O presidente Emmanuel Macron confirmou a morte dela no sábado, dizendo que ele e sua esposa, Brigitte, souberam com “grande tristeza” da morte de uma mulher que marcou a história francesa e mudou a vida de milhões de pessoas através de sua filantropia.
“Uma grande mulher de coração se foi”, disse Macron.

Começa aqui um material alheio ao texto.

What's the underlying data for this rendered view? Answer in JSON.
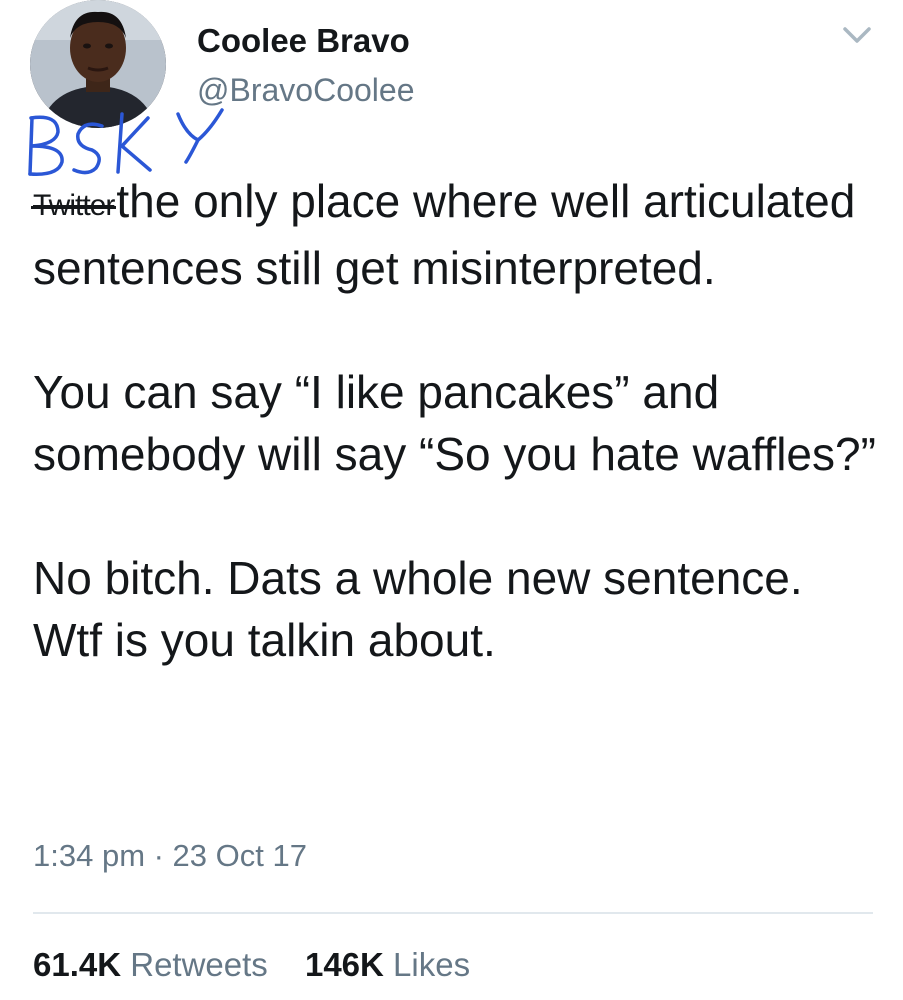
{
  "user": {
    "display_name": "Coolee Bravo",
    "handle": "@BravoCoolee"
  },
  "annotation": {
    "scrawl_text": "BSKY",
    "scrawl_color": "#2b57d6"
  },
  "tweet": {
    "struck_word": "Twitter",
    "paragraphs": [
      "the only place where well articulated sentences still get misinterpreted.",
      "You can say “I like pancakes” and somebody will say “So you hate waffles?”",
      "No bitch. Dats a whole new sentence. Wtf is you talkin about."
    ],
    "timestamp": "1:34 pm · 23 Oct 17"
  },
  "stats": {
    "retweets_count": "61.4K",
    "retweets_label": "Retweets",
    "likes_count": "146K",
    "likes_label": "Likes"
  },
  "icons": {
    "menu": "chevron-down-icon"
  },
  "colors": {
    "text": "#14171a",
    "secondary": "#657786",
    "divider": "#e1e8ed"
  }
}
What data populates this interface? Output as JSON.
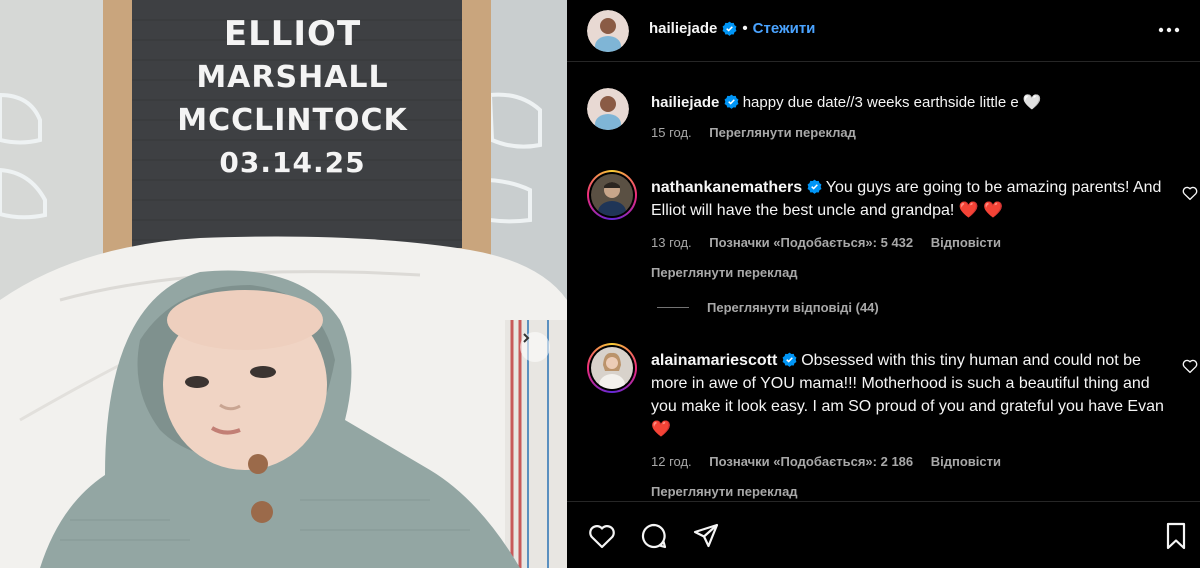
{
  "photo": {
    "board_lines": [
      "ELLIOT",
      "MARSHALL",
      "MCCLINTOCK",
      "03.14.25"
    ]
  },
  "header": {
    "username": "hailiejade",
    "separator": "•",
    "follow_label": "Стежити",
    "more_icon": "more-horizontal-icon"
  },
  "caption": {
    "username": "hailiejade",
    "text": "happy due date//3 weeks earthside little e",
    "emoji": "🤍",
    "time": "15 год.",
    "translate": "Переглянути переклад"
  },
  "comments": [
    {
      "username": "nathankanemathers",
      "text": "You guys are going to be amazing parents! And Elliot will have the best uncle and grandpa!",
      "emoji": "❤️ ❤️",
      "time": "13 год.",
      "likes": "Позначки «Подобається»: 5 432",
      "reply": "Відповісти",
      "translate": "Переглянути переклад"
    },
    {
      "username": "alainamariescott",
      "text": "Obsessed with this tiny human and could not be more in awe of YOU mama!!! Motherhood is such a beautiful thing and you make it look easy. I am SO proud of you and grateful you have Evan",
      "emoji": "❤️",
      "time": "12 год.",
      "likes": "Позначки «Подобається»: 2 186",
      "reply": "Відповісти",
      "translate": "Переглянути переклад"
    }
  ],
  "view_replies": "Переглянути відповіді (44)",
  "footer_icons": [
    "heart-icon",
    "comment-icon",
    "share-icon",
    "save-icon"
  ],
  "colors": {
    "background": "#000000",
    "link_blue": "#4aa3ff",
    "muted": "#a8a8a8",
    "verified": "#0095f6",
    "like_red": "#ed2b3c"
  }
}
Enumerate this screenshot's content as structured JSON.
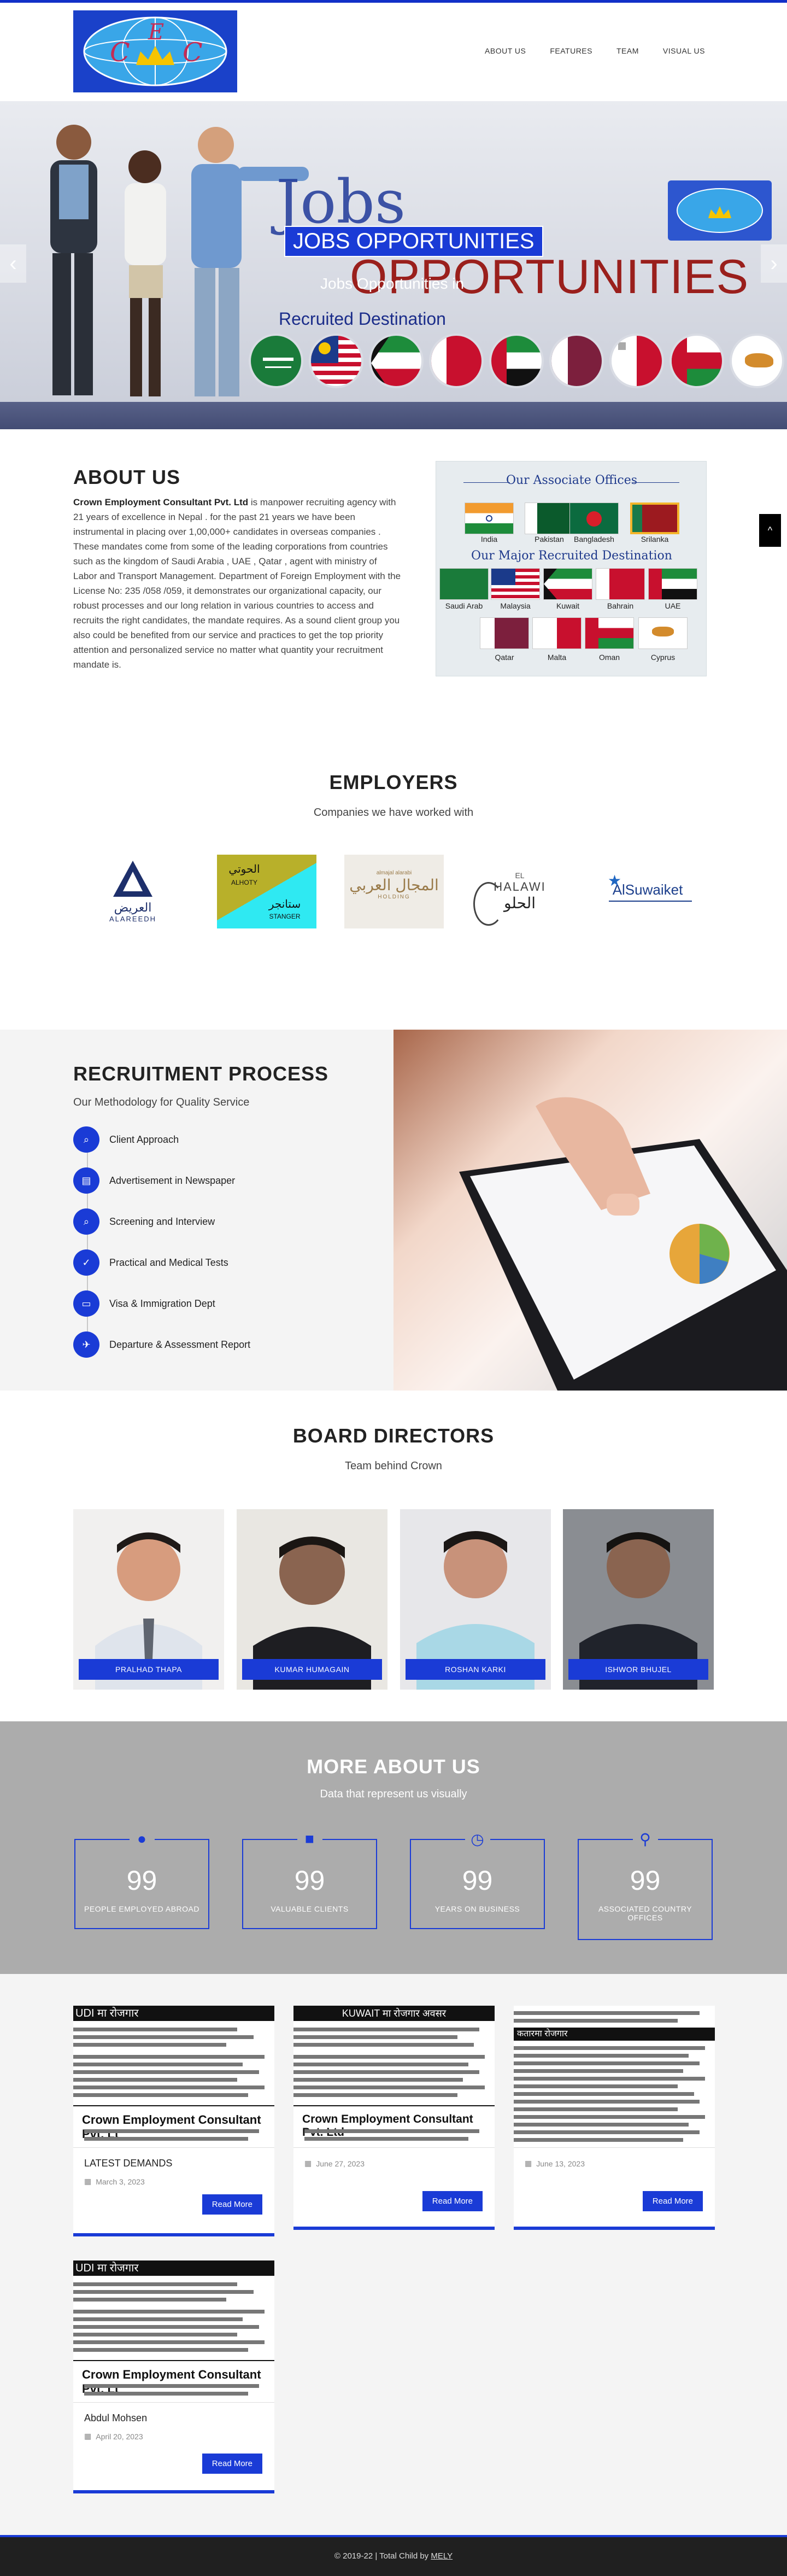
{
  "nav": [
    "ABOUT US",
    "FEATURES",
    "TEAM",
    "VISUAL US"
  ],
  "logo": {
    "letters": [
      "C",
      "E",
      "C"
    ]
  },
  "hero": {
    "word_jobs": "Jobs",
    "badge": "JOBS OPPORTUNITIES",
    "word_opportunities": "OPPORTUNITIES",
    "subtitle": "Jobs Opportunities in",
    "recruited": "Recruited Destination"
  },
  "about": {
    "title": "ABOUT US",
    "company": "Crown Employment Consultant Pvt. Ltd",
    "text": " is manpower recruiting agency with 21 years of excellence in Nepal . for the past 21 years we have been instrumental in placing over 1,00,000+ candidates in overseas companies . These mandates come from some of the leading corporations from countries such as the kingdom of Saudi Arabia , UAE , Qatar , agent with ministry of Labor and Transport Management. Department of Foreign Employment with the License No: 235 /058 /059, it demonstrates our organizational capacity, our robust processes and our long relation in various countries to access and recruits the right candidates, the mandate requires. As a sound client group you also could be benefited from our service and practices to get the top priority attention and personalized service no matter what quantity your recruitment mandate is.",
    "assoc_title": "Our Associate Offices",
    "assoc_offices": [
      "India",
      "Pakistan",
      "Bangladesh",
      "Srilanka"
    ],
    "major_title": "Our Major Recruited Destination",
    "major_row1": [
      "Saudi Arab",
      "Malaysia",
      "Kuwait",
      "Bahrain",
      "UAE"
    ],
    "major_row2": [
      "Qatar",
      "Malta",
      "Oman",
      "Cyprus"
    ]
  },
  "employers": {
    "title": "EMPLOYERS",
    "subtitle": "Companies we have worked with",
    "logos": [
      {
        "name": "ALAREEDH",
        "arabic": "العريض"
      },
      {
        "name": "ALHOTY",
        "arabic": "الحوتي",
        "name2": "STANGER",
        "arabic2": "ستانجر"
      },
      {
        "name": "HOLDING",
        "arabic": "المجال العربي",
        "small": "almajal alarabi"
      },
      {
        "name": "HALAWI",
        "arabic": "الحلو",
        "prefix": "EL"
      },
      {
        "name": "AlSuwaiket"
      }
    ]
  },
  "recruitment": {
    "title": "RECRUITMENT PROCESS",
    "subtitle": "Our Methodology for Quality Service",
    "steps": [
      "Client Approach",
      "Advertisement in Newspaper",
      "Screening and Interview",
      "Practical and Medical Tests",
      "Visa & Immigration Dept",
      "Departure & Assessment Report"
    ]
  },
  "board": {
    "title": "BOARD DIRECTORS",
    "subtitle": "Team behind Crown",
    "members": [
      "PRALHAD THAPA",
      "KUMAR HUMAGAIN",
      "ROSHAN KARKI",
      "ISHWOR BHUJEL"
    ]
  },
  "more": {
    "title": "MORE ABOUT US",
    "subtitle": "Data that represent us visually",
    "counters": [
      {
        "value": "99",
        "label": "PEOPLE EMPLOYED ABROAD",
        "icon": "user-icon"
      },
      {
        "value": "99",
        "label": "VALUABLE CLIENTS",
        "icon": "briefcase-icon"
      },
      {
        "value": "99",
        "label": "YEARS ON BUSINESS",
        "icon": "clock-icon"
      },
      {
        "value": "99",
        "label": "ASSOCIATED COUNTRY OFFICES",
        "icon": "pin-icon"
      }
    ]
  },
  "news": [
    {
      "title": "LATEST DEMANDS",
      "date": "March 3, 2023",
      "button": "Read More",
      "np_head": "UDI मा रोजगार",
      "np_company": "Crown Employment Consultant Pvt. Lt"
    },
    {
      "title": "",
      "date": "June 27, 2023",
      "button": "Read More",
      "np_head": "KUWAIT मा रोजगार अवसर",
      "np_company": "Crown Employment Consultant Pvt. Ltd"
    },
    {
      "title": "",
      "date": "June 13, 2023",
      "button": "Read More",
      "np_head": "कतारमा रोजगार",
      "np_company": ""
    },
    {
      "title": "Abdul Mohsen",
      "date": "April 20, 2023",
      "button": "Read More",
      "np_head": "UDI मा रोजगार",
      "np_company": "Crown Employment Consultant Pvt. Lt"
    }
  ],
  "footer": {
    "text": "© 2019-22 | Total Child by",
    "brand": "MELY"
  },
  "colors": {
    "accent": "#1a3bd6",
    "footer": "#202020",
    "more_bg": "#acacac"
  }
}
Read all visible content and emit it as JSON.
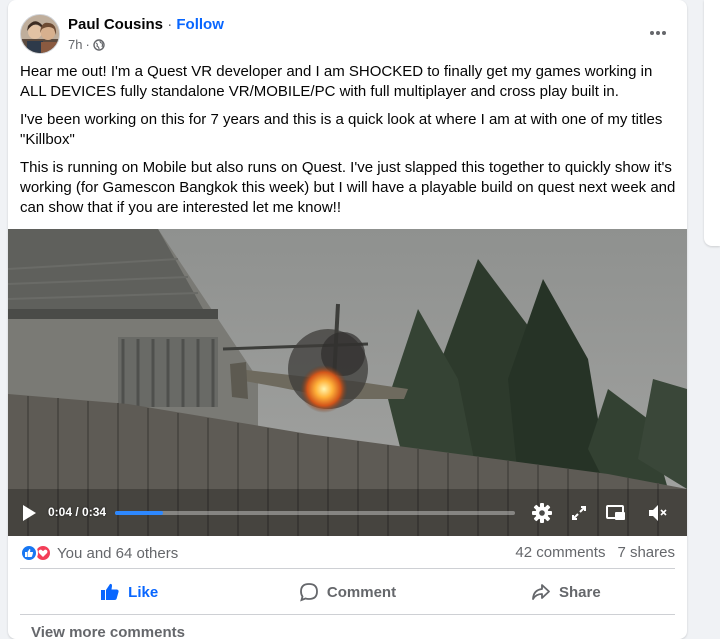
{
  "post": {
    "author": "Paul Cousins",
    "separator": "·",
    "follow_label": "Follow",
    "time": "7h",
    "time_separator": "·",
    "paragraphs": [
      "Hear me out! I'm a Quest VR developer and I am SHOCKED to finally get my games working in ALL DEVICES fully standalone VR/MOBILE/PC with full multiplayer and cross play built in.",
      "I've been working on this for 7 years and this is a quick look at where I am at with one of my titles \"Killbox\"",
      "This is running on Mobile but also runs on Quest. I've just slapped this together to quickly show it's working (for Gamescon Bangkok this week) but I will have a playable build on quest next week and can show that if you are interested let me know!!"
    ]
  },
  "video": {
    "time_display": "0:04 / 0:34",
    "progress": 0.12,
    "icons": [
      "play-icon",
      "settings-icon",
      "fullscreen-icon",
      "miniplayer-icon",
      "mute-icon"
    ]
  },
  "stats": {
    "reactions_text": "You and 64 others",
    "comments": "42 comments",
    "shares": "7 shares",
    "reaction_icons": [
      "like-reaction-icon",
      "love-reaction-icon"
    ]
  },
  "actions": {
    "like": "Like",
    "comment": "Comment",
    "share": "Share"
  },
  "view_more_comments": "View more comments",
  "colors": {
    "accent": "#0866ff",
    "secondary_text": "#65676b",
    "like_reaction": "#1877f2",
    "love_reaction": "#f33e58",
    "progress": "#2d88ff"
  }
}
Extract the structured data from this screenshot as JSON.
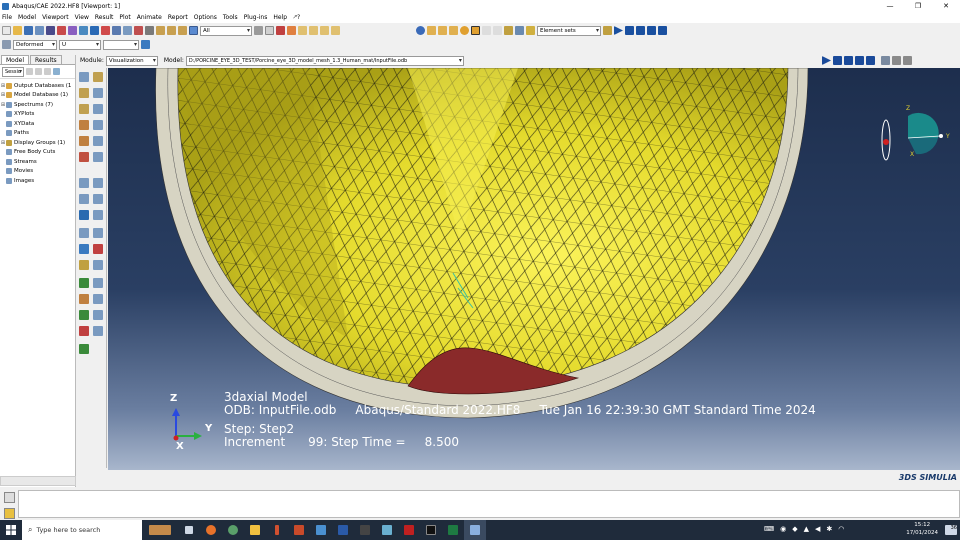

Durante mais de meio século, Chirac foi um ponto focal na incansável ascensão do seu falecido marido – através do parlamento, dois mandatos como primeira-ministra, 18 anos como presidente da Câmara de Paris e, em 1995, a presidência.
Para além do papel formal de primeira-dama, Chirac tornou-se uma presença política por direito próprio, guardando de perto a sua influência em torno do marido, que morreu em 2019, e pela disciplina seca com que administrou a sua reputação de mulherengo, um assunto de que mais tarde falou com uma franqueza invulgar.
Lotado de fotógrafos em Corries em 1998 – após rumores de que Jacques Chirac estava inacessível na noite em que a princesa Diana morreu porque ele estava com uma atriz – ele saiu do carro e brincou: “Calma. Não sou Claudia Cardinale. Ou Lollobrigida”.